Sarah White reports.

Known as the "pearl of Russia" to its residents, the southern federal district is one of the country’s regions which has had the most to celebrate recently. While the area is a popular holiday destination with Muscovites — the southern district sits between the Black Sea to the west and the Caspian Sea to the east and boasts a benign climate and attractive landscapes — it grabbed the world’s attention last year when the southern city of Sochi won the bid to host the 2014 Winter Olympic and Paralympic Games.

The region has been in the world’s spotlight before. Of the 13 federal subjects it is divided into — a subject is sub-division within a district — one is the Republic of Chechnya, which has been at war with Russia off and on since it unilaterally declared independence in 1991.

But while Chechnya is still a no-go for investors, the rest of the region presents a very different story.

The Russian government is planning to pour billions of dollars into developing Sochi, its surrounding area in the Krasnodar krai (territory) and beyond, in time for the Olympics. This is welcome news. Although the southern district as a whole is responsible for one fifth of Russia’s agricultural output, according to research from Bank Center-Invest, unemployment is higher here than in many regions and it has received little investment.

A key part of the plan is to attract as much foreign direct investment into the region as possible.

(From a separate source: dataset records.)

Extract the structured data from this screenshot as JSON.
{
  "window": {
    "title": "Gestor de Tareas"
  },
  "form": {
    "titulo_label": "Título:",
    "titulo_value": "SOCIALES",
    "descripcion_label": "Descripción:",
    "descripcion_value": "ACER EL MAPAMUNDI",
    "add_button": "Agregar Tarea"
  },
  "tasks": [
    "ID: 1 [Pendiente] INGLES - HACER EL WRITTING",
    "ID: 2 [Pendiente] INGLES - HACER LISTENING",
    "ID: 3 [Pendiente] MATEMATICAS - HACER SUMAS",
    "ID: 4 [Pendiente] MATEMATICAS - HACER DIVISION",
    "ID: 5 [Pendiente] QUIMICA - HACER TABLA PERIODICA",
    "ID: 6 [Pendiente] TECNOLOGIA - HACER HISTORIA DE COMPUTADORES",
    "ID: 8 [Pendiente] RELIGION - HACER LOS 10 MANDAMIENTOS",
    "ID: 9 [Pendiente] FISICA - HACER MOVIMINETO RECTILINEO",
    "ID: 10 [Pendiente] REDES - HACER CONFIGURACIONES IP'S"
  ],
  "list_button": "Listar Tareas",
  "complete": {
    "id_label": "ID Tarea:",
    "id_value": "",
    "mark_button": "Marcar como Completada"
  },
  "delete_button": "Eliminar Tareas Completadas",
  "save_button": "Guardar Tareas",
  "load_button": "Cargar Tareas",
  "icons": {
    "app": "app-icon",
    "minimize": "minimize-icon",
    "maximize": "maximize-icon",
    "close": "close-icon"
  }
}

Infrastructure development is top of the agenda, and the marketing drive designed to encourage foreign businesses to take advantage of the investment opportunities is in full swing.

In the promotional packages backing Sochi’s Olympic bid, local residents of Sochi, as well as international celebrities such as tennis star Maria Sharapova, were called upon to give their testimonials as to how life in the region would be improved if long term infrastructure investment is provided.

The Olympics organising committee has held a forum with the Swiss business community and events in association with the British Embassy and British suppliers, such as the "UK trade and investment major sporting events seminar" in February this year.

And Sochi has also come to international attention through president Vladimir Putin who has chosen it on several occasions as a centre for conferences and summits. Earlier this month, Putin met US president George W. Bush in Sochi for talks about missile defence systems.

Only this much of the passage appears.